Eso lo alentó, y trató de convencerse de que su estancia en la Torre sería más tolerable de lo que había temido. Recordó que cuando Henry Percy, conde de Northumberland, había estado allí, le habían permitido cuatro sirvientes para atender a sus necesidades, e incluso tenía su propio cocinero. Eso le dio cierta tranquilidad, hasta que también recordó que Eduardo había encerrado a Northumberland en la Torre durante cinco años.

11

Castillo de Windsor. Septiembre de 1477

El 12 de agosto siempre era un aniversario agridulce para Isabel. Era el natalicio de su hija Mary, que ahora tenía diez años. Pero también era un día de recuerdos siniestros, pues el 12 de agosto su padre y su hermano habían sido ajusticiados ante los muros de Coventry, por orden del conde de Warwick y su joven aliado, el duque de Clarence.

Isabel culpaba a Jorge tanto como a Warwick por el asesinato de sus parientes. Tenía una deuda de sangre y estaba empeñada en cobrarla. Pero habían transcurrido ocho años desde aquellas ejecuciones de agosto y Jorge aún no había rendido cuentas.

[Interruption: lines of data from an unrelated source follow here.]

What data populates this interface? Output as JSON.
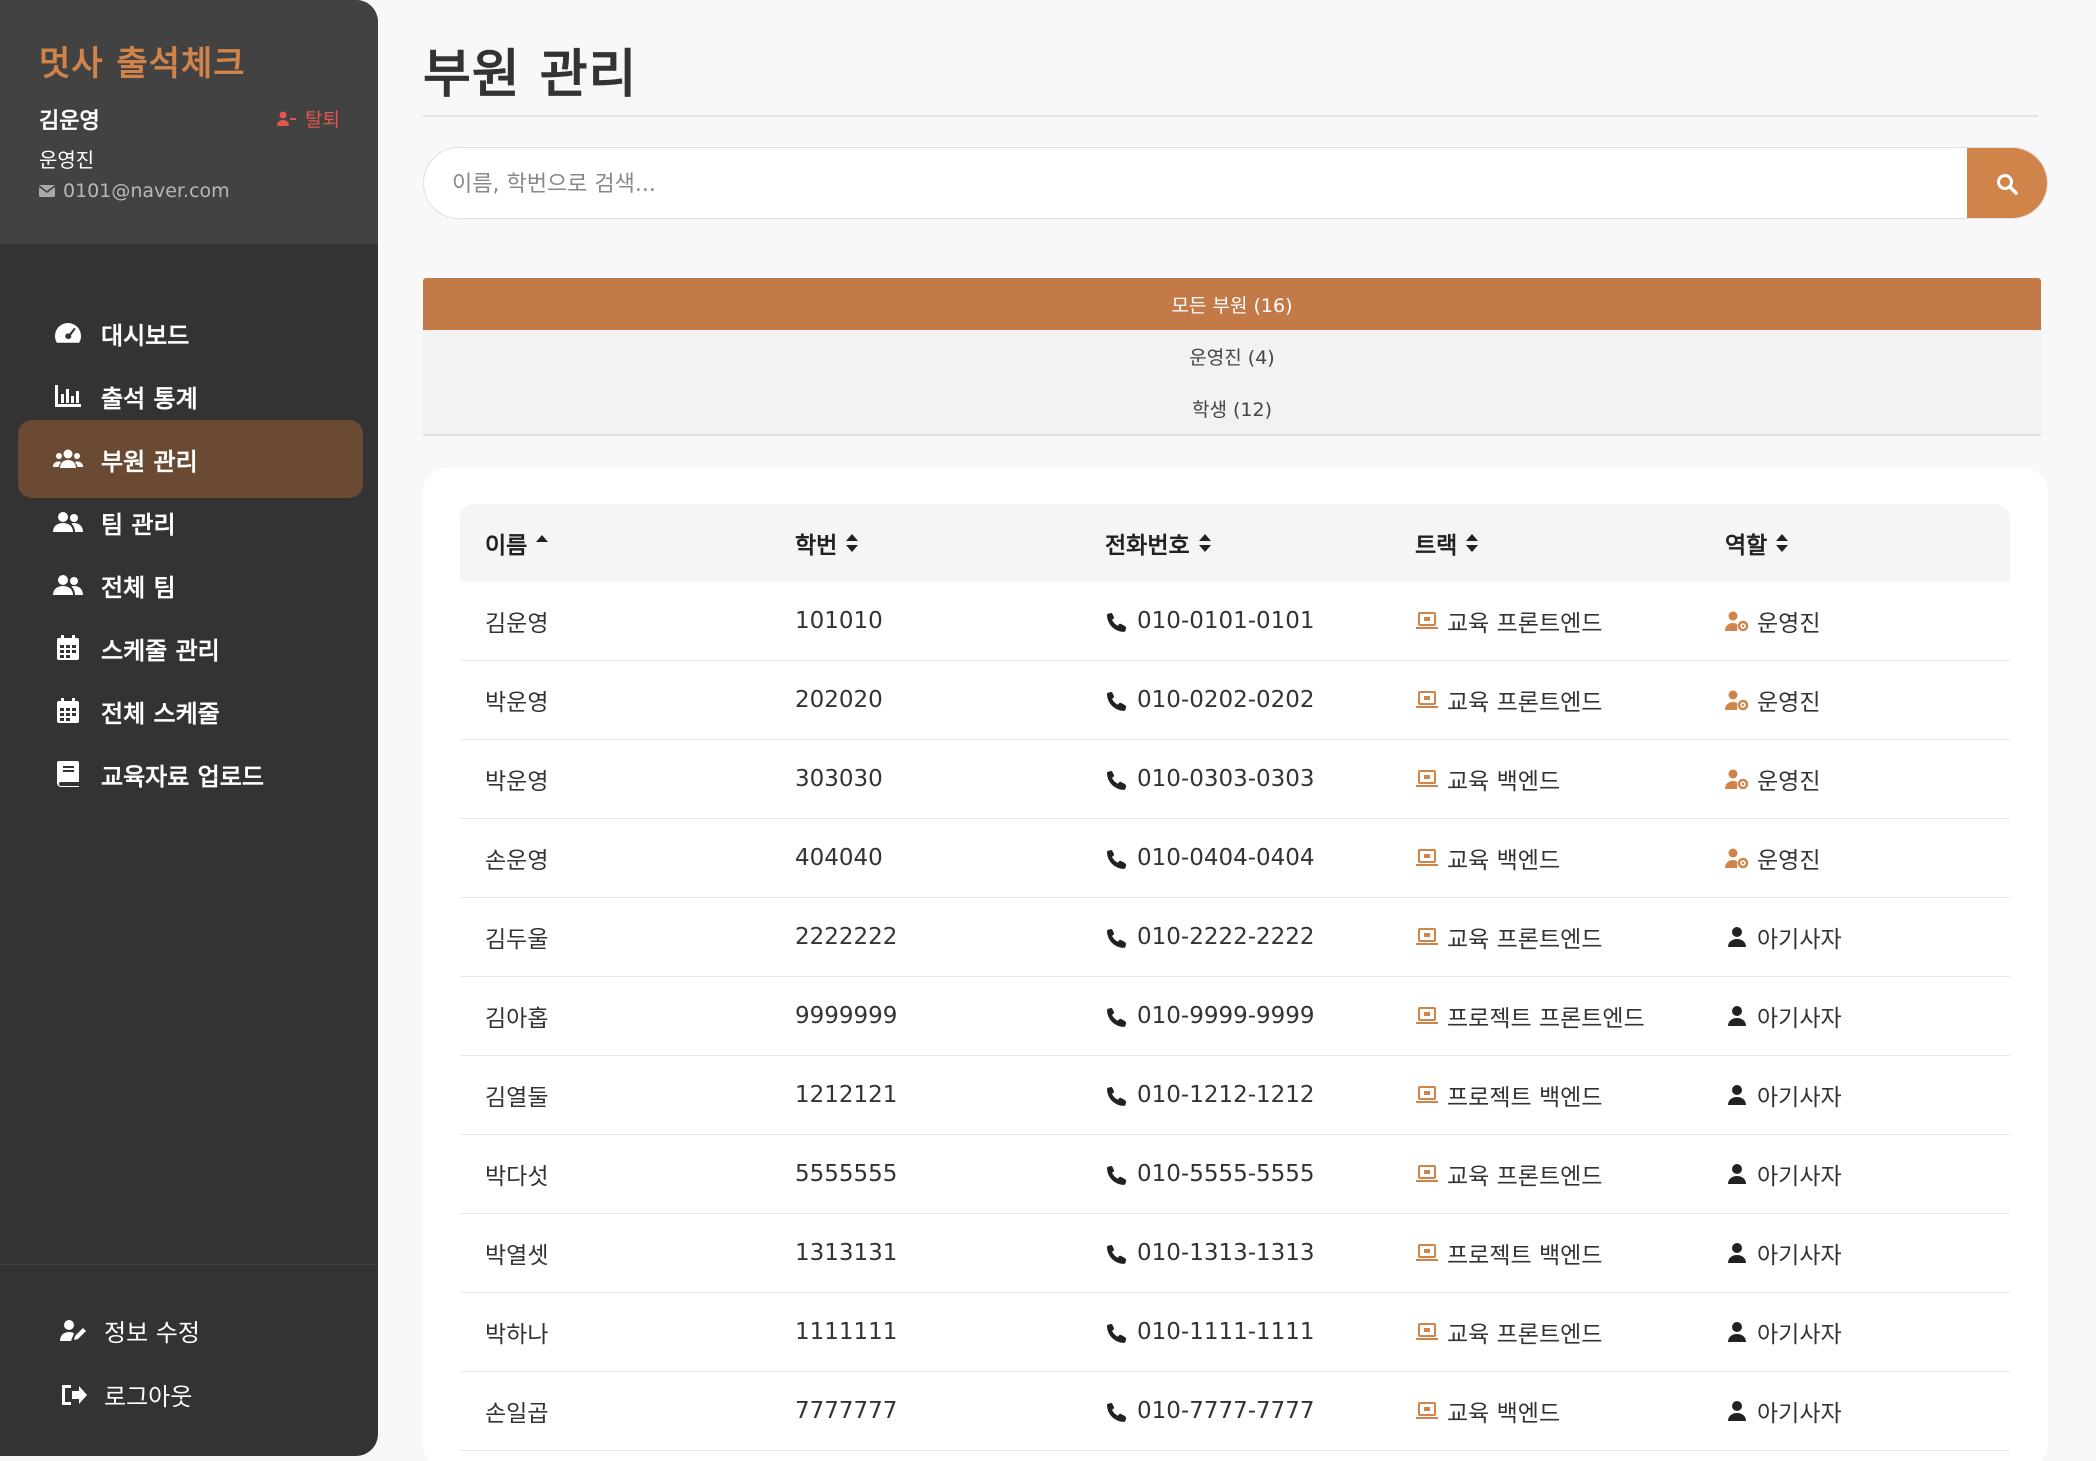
{
  "app": {
    "title": "멋사 출석체크"
  },
  "profile": {
    "name": "김운영",
    "withdraw_label": "탈퇴",
    "role": "운영진",
    "email": "0101@naver.com"
  },
  "nav": {
    "items": [
      {
        "label": "대시보드",
        "icon": "dashboard-icon"
      },
      {
        "label": "출석 통계",
        "icon": "chart-bar-icon"
      },
      {
        "label": "부원 관리",
        "icon": "users-icon",
        "active": true
      },
      {
        "label": "팀 관리",
        "icon": "user-group-icon"
      },
      {
        "label": "전체 팀",
        "icon": "user-group-icon"
      },
      {
        "label": "스케줄 관리",
        "icon": "calendar-icon"
      },
      {
        "label": "전체 스케줄",
        "icon": "calendar-icon"
      },
      {
        "label": "교육자료 업로드",
        "icon": "book-icon"
      }
    ],
    "footer": {
      "edit_profile": "정보 수정",
      "logout": "로그아웃"
    }
  },
  "main": {
    "title": "부원 관리",
    "search": {
      "placeholder": "이름, 학번으로 검색..."
    },
    "filters": [
      {
        "label": "모든 부원 (16)",
        "active": true
      },
      {
        "label": "운영진 (4)"
      },
      {
        "label": "학생 (12)"
      }
    ],
    "table": {
      "columns": [
        "이름",
        "학번",
        "전화번호",
        "트랙",
        "역할"
      ],
      "rows": [
        {
          "name": "김운영",
          "id": "101010",
          "phone": "010-0101-0101",
          "track": "교육 프론트엔드",
          "role": "운영진"
        },
        {
          "name": "박운영",
          "id": "202020",
          "phone": "010-0202-0202",
          "track": "교육 프론트엔드",
          "role": "운영진"
        },
        {
          "name": "박운영",
          "id": "303030",
          "phone": "010-0303-0303",
          "track": "교육 백엔드",
          "role": "운영진"
        },
        {
          "name": "손운영",
          "id": "404040",
          "phone": "010-0404-0404",
          "track": "교육 백엔드",
          "role": "운영진"
        },
        {
          "name": "김두울",
          "id": "2222222",
          "phone": "010-2222-2222",
          "track": "교육 프론트엔드",
          "role": "아기사자"
        },
        {
          "name": "김아홉",
          "id": "9999999",
          "phone": "010-9999-9999",
          "track": "프로젝트 프론트엔드",
          "role": "아기사자"
        },
        {
          "name": "김열둘",
          "id": "1212121",
          "phone": "010-1212-1212",
          "track": "프로젝트 백엔드",
          "role": "아기사자"
        },
        {
          "name": "박다섯",
          "id": "5555555",
          "phone": "010-5555-5555",
          "track": "교육 프론트엔드",
          "role": "아기사자"
        },
        {
          "name": "박열셋",
          "id": "1313131",
          "phone": "010-1313-1313",
          "track": "프로젝트 백엔드",
          "role": "아기사자"
        },
        {
          "name": "박하나",
          "id": "1111111",
          "phone": "010-1111-1111",
          "track": "교육 프론트엔드",
          "role": "아기사자"
        },
        {
          "name": "손일곱",
          "id": "7777777",
          "phone": "010-7777-7777",
          "track": "교육 백엔드",
          "role": "아기사자"
        }
      ]
    }
  },
  "colors": {
    "accent": "#d0844a",
    "accent_dark": "#c47a48",
    "sidebar_bg": "#333333",
    "sidebar_active": "#6b4a33",
    "danger": "#e2564b"
  }
}
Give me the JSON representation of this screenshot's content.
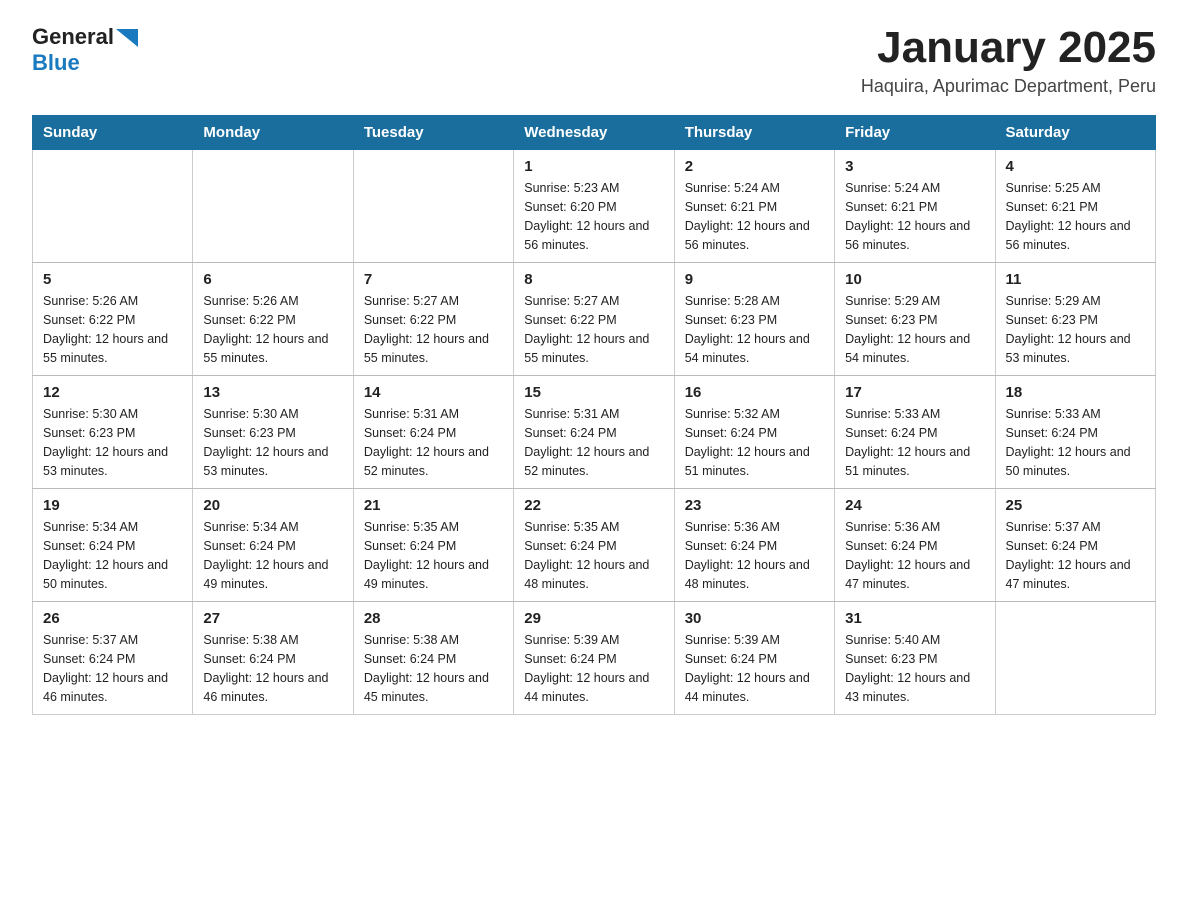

Cuando su esposo perdió la paciencia y encerró a Jorge en la Torre, Isabel estaba exultante. Pero no por mucho tiempo. Pronto fue evidente que Eduardo no se proponía castigar a Jorge tal como merecía. No había habido ninguna ejecución de madrugada en el patio de la Torre. Jorge quedaría confinado un tiempo y luego sería liberado. Y no aprendería nada de la experiencia, eso era seguro. Sólo estaría más resentido, y sería más vengativo y más peligroso.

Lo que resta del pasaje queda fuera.